4.5. Soft-Fencing Hosts

Hosts can sometimes become non-responsive due to an unexpected problem, and though VDSM is unable to respond to requests, the virtual machines that depend upon VDSM remain alive and accessible. In these situations, restarting VDSM returns VDSM to a responsive state and resolves this issue.

"SSH Soft Fencing" is a process where the Manager attempts to restart VDSM via SSH on non-responsive hosts. If the Manager fails to restart VDSM via SSH, the responsibility for fencing falls to the external fencing agent if an external fencing agent has been configured.

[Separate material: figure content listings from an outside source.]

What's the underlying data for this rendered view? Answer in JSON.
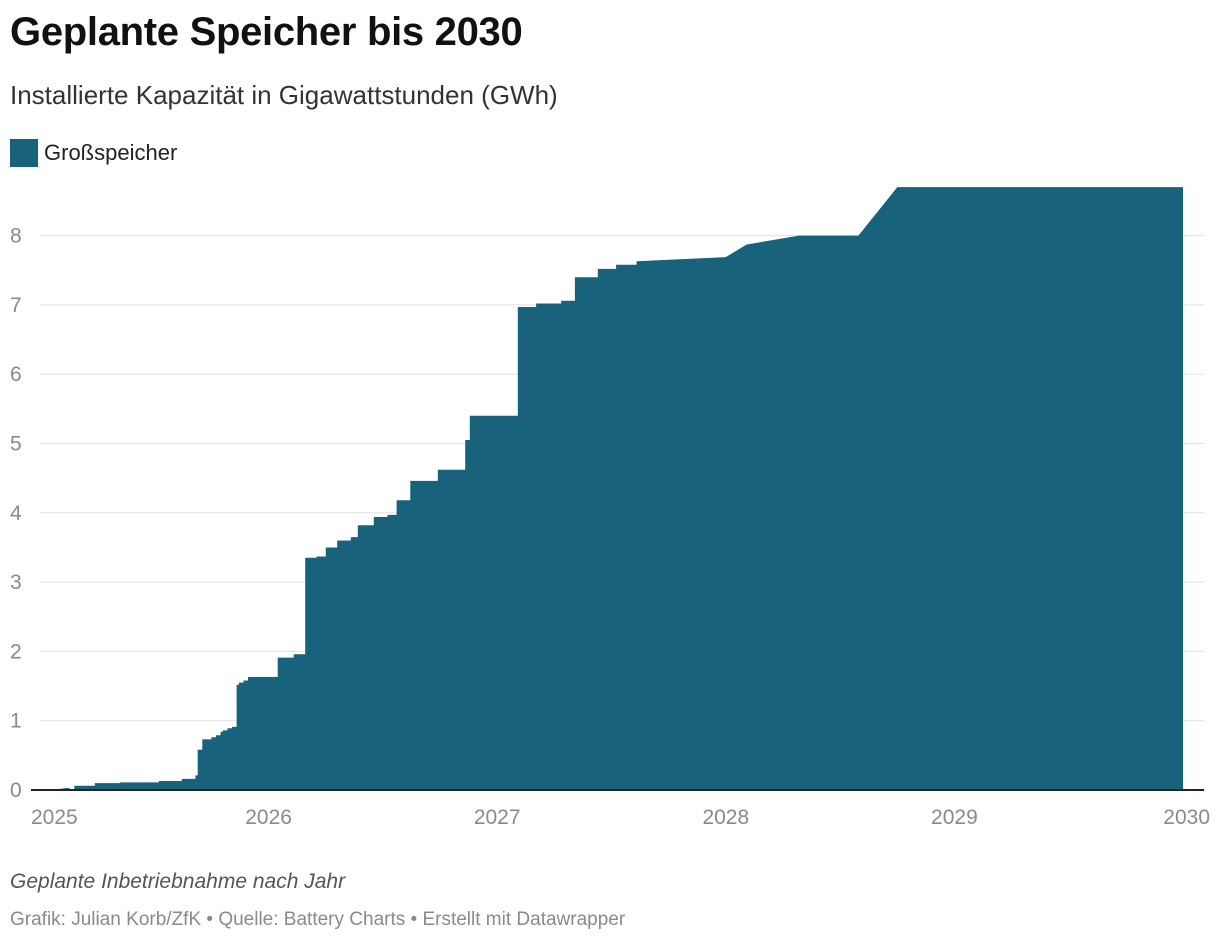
{
  "chart_data": {
    "type": "area",
    "title": "Geplante Speicher bis 2030",
    "subtitle": "Installierte Kapazität in Gigawattstunden (GWh)",
    "legend": [
      "Großspeicher"
    ],
    "xlabel": "",
    "ylabel": "",
    "x_ticks": [
      "2025",
      "2026",
      "2027",
      "2028",
      "2029",
      "2030"
    ],
    "y_ticks": [
      "0",
      "1",
      "2",
      "3",
      "4",
      "5",
      "6",
      "7",
      "8"
    ],
    "xlim": [
      2025,
      2030
    ],
    "ylim": [
      0,
      8.7
    ],
    "color": "#18627c",
    "series": [
      {
        "name": "Großspeicher",
        "step": true,
        "x": [
          2025.15,
          2025.24,
          2025.35,
          2025.52,
          2025.62,
          2025.68,
          2025.69,
          2025.71,
          2025.75,
          2025.77,
          2025.79,
          2025.8,
          2025.82,
          2025.84,
          2025.86,
          2025.87,
          2025.89,
          2025.91,
          2026.04,
          2026.11,
          2026.16,
          2026.21,
          2026.25,
          2026.3,
          2026.36,
          2026.39,
          2026.46,
          2026.52,
          2026.56,
          2026.62,
          2026.74,
          2026.86,
          2026.88,
          2027.09,
          2027.17,
          2027.28,
          2027.34,
          2027.44,
          2027.52,
          2027.61
        ],
        "y": [
          0.06,
          0.1,
          0.11,
          0.13,
          0.16,
          0.21,
          0.58,
          0.73,
          0.76,
          0.79,
          0.84,
          0.86,
          0.89,
          0.91,
          1.52,
          1.55,
          1.58,
          1.63,
          1.91,
          1.96,
          3.35,
          3.37,
          3.5,
          3.6,
          3.65,
          3.82,
          3.94,
          3.97,
          4.18,
          4.46,
          4.62,
          5.05,
          5.4,
          6.97,
          7.02,
          7.06,
          7.4,
          7.52,
          7.58,
          7.63
        ],
        "ramps": [
          {
            "x": [
              2027.61,
              2028.0
            ],
            "y": [
              7.63,
              7.69
            ]
          },
          {
            "x": [
              2028.0,
              2028.09
            ],
            "y": [
              7.69,
              7.87
            ]
          },
          {
            "x": [
              2028.09,
              2028.32
            ],
            "y": [
              7.87,
              8.0
            ]
          },
          {
            "x": [
              2028.32,
              2028.58
            ],
            "y": [
              8.0,
              8.0
            ]
          },
          {
            "x": [
              2028.58,
              2028.75
            ],
            "y": [
              8.0,
              8.7
            ]
          },
          {
            "x": [
              2028.75,
              2030.0
            ],
            "y": [
              8.7,
              8.7
            ]
          }
        ]
      }
    ]
  },
  "notes": "Geplante Inbetriebnahme nach Jahr",
  "footer": "Grafik: Julian Korb/ZfK • Quelle: Battery Charts • Erstellt mit Datawrapper"
}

Soft-fencing over SSH works as follows. Fencing must be configured and enabled on the host, and a valid proxy host (a second host, in an UP state, in the data center) must exist. When the connection between the Manager and the host times out, the following happens:

  1. On the first network failure, the status of the host changes to "connecting".
  2. The Manager then makes three attempts to ask VDSM for its status, or it waits for an interval determined by the load on the host. The formula for determining the length of the interval is configured by the configuration values TimeoutToResetVdsInSeconds (the default is 60 seconds) + [DelayResetPerVmInSeconds (the default is 0.5 seconds)]*(the count of running virtual machines on host) + [DelayResetForSpmInSeconds (the default is 20 seconds)] * 1 (if host runs as SPM) or 0 (if the host does not run as SPM). To give VDSM the maximum amount of time to respond, the Manager chooses the longer of the two options mentioned above (three attempts to retrieve the status of VDSM or the interval determined by the above formula).
  3. If the host does not respond when that interval has elapsed, vdsm restart is executed via SSH.
  4. If vdsm restart does not succeed in re-establishing the connection between the host and the Manager, the status of the host changes to Non Responsive and, if power management is configured, fencing is handed off to the external fencing agent.
Note

Soft-fencing over SSH can be executed on hosts that have no power management configured. This is distinct from "fencing": fencing can be executed only on hosts that have power management configured.